Cost and ROI
How much does immigration case management software cost?
Immigration case management software typically costs between $55 and $119 per user per month, with pricing varying by feature tier, number of optional modules included, and billing frequency (annual commitments are usually discounted). Some platforms charge flat fees for small teams, while others use per-user pricing that scales with firm size.
eimmigration offers two plans: Starter at $55 per user per month (annual billing) or $60 monthly, which includes 48 standard features and 1 optional module; and Essentials at $100 per user per month (annual) or $110 monthly, which includes all 16 optional modules and API access for firms with 10 or more users. Additional optional modules on the Starter or Essentials plan cost $15 per module per user per month. Data import runs $1,000 for standard migration, and a 50% non-profit discount is available with annual commitment. For comparison, CampLegal prices at $69 to $99 per user per month depending on tier and billing frequency. ImmiBox uses a different model with a $250 flat fee for up to 5 users or $50 to $80 per user per month for larger teams. Docketwise, Toorey, Lawpilot, and NextChapter do not publish pricing publicly. Industry benchmarks suggest that immigration case management software typically pays for itself within 1-3 months through time savings on form preparation, deadline tracking, and data entry, with firms reporting 30-60% reductions in time spent on repetitive administrative tasks.

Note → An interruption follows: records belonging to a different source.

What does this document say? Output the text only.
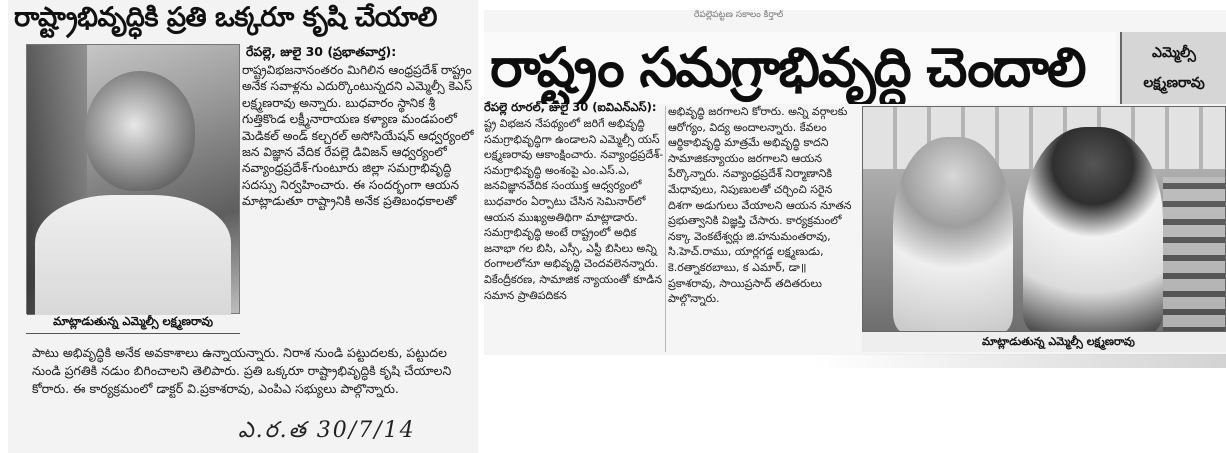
రాష్ట్రాభివృద్ధికి ప్రతి ఒక్కరూ కృషి చేయాలి
మాట్లాడుతున్న ఎమ్మెల్సీ లక్ష్మణరావు
రేపల్లె, జులై 30 (ప్రభాతవార్త):
రాష్ట్రవిభజనానంతరం మిగిలిన ఆంధ్రప్రదేశ్ రాష్ట్రం అనేక సవాళ్లను ఎదుర్కొంటున్నదని ఎమ్మెల్సీ కెఎస్ లక్ష్మణరావు అన్నారు. బుధవారం స్థానిక శ్రీ గుత్తికొండ లక్ష్మీనారాయణ కళ్యాణ మండపంలో మెడికల్ అండ్ కల్చరల్ అసోసియేషన్ ఆధ్వర్యంలో జన విజ్ఞాన వేదిక రేపల్లె డివిజన్ ఆధ్వర్యంలో నవ్యాంధ్రప్రదేశ్-గుంటూరు జిల్లా సమగ్రాభివృద్ధి సదస్సు నిర్వహించారు. ఈ సందర్భంగా ఆయన మాట్లాడుతూ రాష్ట్రానికి అనేక ప్రతిబంధకాలతో
పాటు అభివృద్ధికి అనేక అవకాశాలు ఉన్నాయన్నారు. నిరాశ నుండి పట్టుదలకు, పట్టుదల నుండి ప్రగతికి నడుం బిగించాలని తెలిపారు. ప్రతి ఒక్కరూ రాష్ట్రాభివృద్ధికి కృషి చేయాలని కోరారు. ఈ కార్యక్రమంలో డాక్టర్ వి.ప్రకాశరావు, ఎంపిఎ సభ్యులు పాల్గొన్నారు.
ఎ.ర.త 30/7/14
రేపల్లెపట్టణ సకాలం కిర్తాల్
రాష్ట్రం సమగ్రాభివృద్ధి చెందాలి	ఎమ్మెల్సీ
లక్ష్మణరావు
రేపల్లె రూరల్, జులై 30 (ఐవిఎన్ఎస్):
ష్ట్ర విభజన నేపథ్యంలో జరిగే అభివృద్ధి సమగ్రాభివృద్ధిగా ఉండాలని ఎమ్మెల్సీ యస్ లక్ష్మణరావు ఆకాంక్షించారు. నవ్యాంధ్రప్రదేశ్-సమగ్రాభివృద్ధి అంశంపై ఎం.ఎస్.ఎ, జనవిజ్ఞానవేదిక సంయుక్త ఆధ్వర్యంలో బుధవారం ఏర్పాటు చేసిన సెమినార్‌లో ఆయన ముఖ్యఅతిథిగా మాట్లాడారు. సమగ్రాభివృద్ధి అంటే రాష్ట్రంలో అధిక జనాభా గల బిసి, ఎస్సీ, ఎస్టీ బిసిలు అన్ని రంగాలలోనూ అభివృద్ధి చెందవలెనన్నారు. వికేంద్రీకరణ, సామాజిక న్యాయంతో కూడిన సమాన ప్రాతిపదికన
అభివృద్ధి జరగాలని కోరారు. అన్ని వర్గాలకు ఆరోగ్యం, విద్య అందాలన్నారు. కేవలం ఆర్థికాభివృద్ధి మాత్రమే అభివృద్ధి కాదని సామాజికన్యాయం జరగాలని ఆయన పేర్కొన్నారు. నవ్యాంధ్రప్రదేశ్ నిర్మాణానికి మేధావులు, నిపుణులతో చర్చించి సరైన దిశగా అడుగులు వేయాలని ఆయన నూతన ప్రభుత్వానికి విజ్ఞప్తి చేసారు. కార్యక్రమంలో నక్కా వెంకటేశ్వర్లు జి.హనుమంతరావు, సి.హెచ్.రాము, యార్లగడ్డ లక్ష్మణుడు, కె.రత్నాకరబాబు, క ఎమార్, డా॥ ప్రకాశరావు, సాయిప్రసాద్ తదితరులు పాల్గొన్నారు.
మాట్లాడుతున్న ఎమ్మెల్సీ లక్ష్మణరావు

What results should firms expect from immigration case management software?
Firms should expect measurable reductions in administrative time (30-60% on repetitive tasks), faster case preparation, fewer data entry errors that trigger Requests for Evidence, increased capacity to handle more cases without proportional hiring, and improved client satisfaction from transparent status tracking and faster communication.
The time savings are the most consistently documented result across platforms. Form preparation time drops by 75-80% when intake questionnaire data auto-populates government forms instead of being manually retyped. One case study showed a firm reducing per-case preparation from 35 hours to 15 hours after implementation, which freed capacity to double case volume with the same staffing. eimmigration's published benchmarks include preparing cases 4x faster, completing casework in half the time, and 10-day faster client intakes. Client-facing results include reduced status-check calls and emails (estimated at 25% reduction when clients have portal access to track their own case progress) and faster turnaround on document requests through automated workflows. On the compliance and risk side, automated form validation catches errors before filing, which reduces the rate of RFEs that cost attorney time and delay case resolution. The operational capacity gain is particularly significant for small firms: handling 20% more cases with the same staff translates directly to revenue growth without incremental hiring costs. Results vary by firm size, caseload mix, and how thoroughly the firm adopts the platform's automation capabilities, so firms that only use the software as a document storage system will see far less benefit than those that implement workflow automation, automated intake, and deadline monitoring.
What happens to case data if you cancel immigration software?
When a firm cancels immigration case management software, it typically loses access to the live platform at the end of the billing period and must export all case data, documents, and records before that date. Data ownership generally remains with the firm, but the ability to retrieve data after cancellation depends on the vendor's specific retention and deletion policies.
Standard industry practice gives firms a window (commonly 30 days) to export their data before the account is fully deactivated. After that window closes, the vendor may delete the data or archive it on backup systems for an additional period to satisfy legal, regulatory, or tax retention requirements. Inactive accounts are typically flagged after 12 months and may face data deletion after 24 months of inactivity. The critical risk is failing to export before cancellation, because service suspension for non-payment may prevent data access entirely. Firms should plan the export step before initiating cancellation and verify that the exported data includes not just client records and documents but also case notes, workflow history, audit logs, and communication threads, since these elements are often harder to reconstruct from government records alone. It is worth asking the vendor specific questions before signing: how long data remains accessible after cancellation, what format the export takes (structured database export vs. flat file download), whether audit trail history is included in the export, and whether the vendor offers any post-cancellation data retrieval for an additional fee. eimmigration's public materials do not detail a specific cancellation data policy, so firms evaluating the platform should confirm these terms during the sales process.